Hydrogen peroxide transport in HeLa cells after a 15 min CNPs treatment. (A) Representative frames extracted from videos showing the kinetics of H₂O₂ transport into HeLa cells before (left panel) and after (right panel) addition of 50 μM H₂O₂ in the absence (Ctr) and in the presence of CNPs treatment (CNPs). The increased HyPer7-NES fluorescence is shown in pseudocolor (upper panel, the scale used is indicated in the insert). (B) Time course of H₂O₂ fluorescence into HeLa cells, in the absence (Ctr) and in the presence of CNPs treatment (CNPs). Curves start when 50 μM H₂O₂ was added.

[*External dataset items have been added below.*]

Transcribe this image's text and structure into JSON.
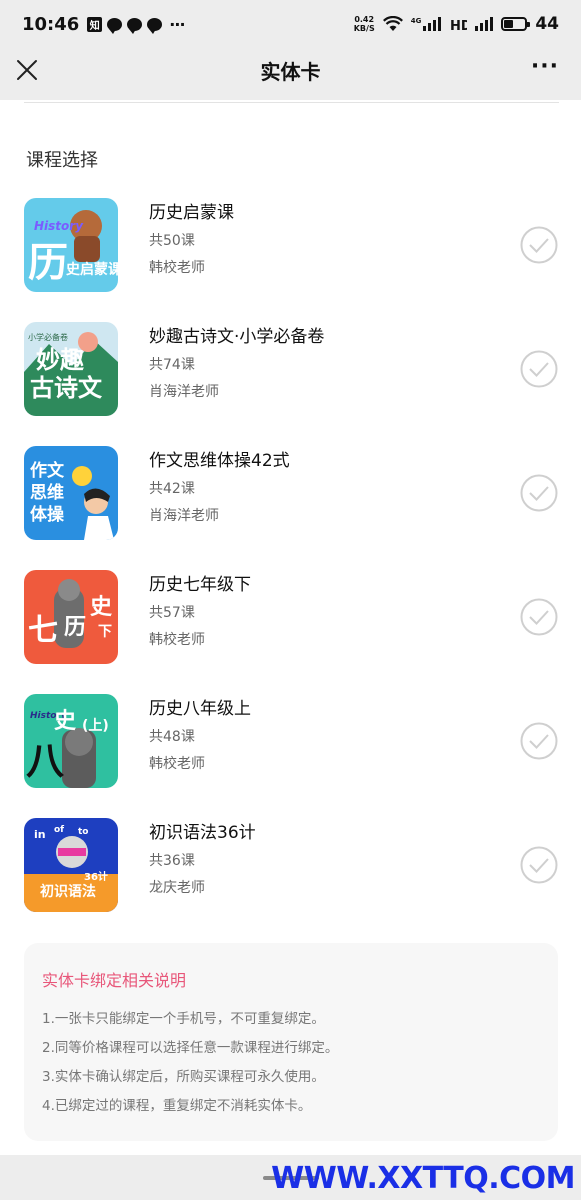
{
  "status_bar": {
    "time": "10:46",
    "app_badge": "知",
    "more": "···",
    "net_speed_value": "0.42",
    "net_speed_unit": "KB/S",
    "net_gen": "4G",
    "battery_level": "44"
  },
  "nav": {
    "title": "实体卡",
    "more": "···"
  },
  "section": {
    "title": "课程选择"
  },
  "courses": [
    {
      "title": "历史启蒙课",
      "count": "共50课",
      "teacher": "韩校老师",
      "thumb_color": "#64cbea"
    },
    {
      "title": "妙趣古诗文·小学必备卷",
      "count": "共74课",
      "teacher": "肖海洋老师",
      "thumb_color": "#2e8a5c"
    },
    {
      "title": "作文思维体操42式",
      "count": "共42课",
      "teacher": "肖海洋老师",
      "thumb_color": "#2a8fe0"
    },
    {
      "title": "历史七年级下",
      "count": "共57课",
      "teacher": "韩校老师",
      "thumb_color": "#ef5a3d"
    },
    {
      "title": "历史八年级上",
      "count": "共48课",
      "teacher": "韩校老师",
      "thumb_color": "#2fc0a0"
    },
    {
      "title": "初识语法36计",
      "count": "共36课",
      "teacher": "龙庆老师",
      "thumb_color": "#1e3fc0"
    }
  ],
  "thumb_text": {
    "c0_word": "History",
    "c0_big": "历",
    "c0_small": "史启蒙课",
    "c1_tag": "小学必备卷",
    "c1_line1": "妙趣",
    "c1_line2": "古诗文",
    "c2_line1": "作文",
    "c2_line2": "思维",
    "c2_line3": "体操",
    "c3_big": "七",
    "c3_mid": "历",
    "c3_side": "史",
    "c3_down": "下",
    "c4_word": "History",
    "c4_big": "八",
    "c4_mid": "史",
    "c4_up": "(上)",
    "c5_in": "in",
    "c5_of": "of",
    "c5_to": "to",
    "c5_num": "36计",
    "c5_title": "初识语法"
  },
  "notes": {
    "title": "实体卡绑定相关说明",
    "items": [
      "1.一张卡只能绑定一个手机号，不可重复绑定。",
      "2.同等价格课程可以选择任意一款课程进行绑定。",
      "3.实体卡确认绑定后，所购买课程可永久使用。",
      "4.已绑定过的课程，重复绑定不消耗实体卡。"
    ]
  },
  "watermark": "WWW.XXTTQ.COM",
  "colors": {
    "accent_pink": "#e8577a",
    "check_gray": "#cfcfcf",
    "watermark_blue": "#1a2fe6"
  }
}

Results are the mean of at least 3 different experiments and SEMs were omitted for clarity. (C) Maximal H₂O₂ fluorescence values were obtained by computerized least squares regression, fitting the experimental points of the time courses of H₂O₂ transported curves with a one-phase exponential association equation (GraphPad Prism 4.00, 2003). ^a, p < 0.05 versus control (Ctr) (Student’s t-test).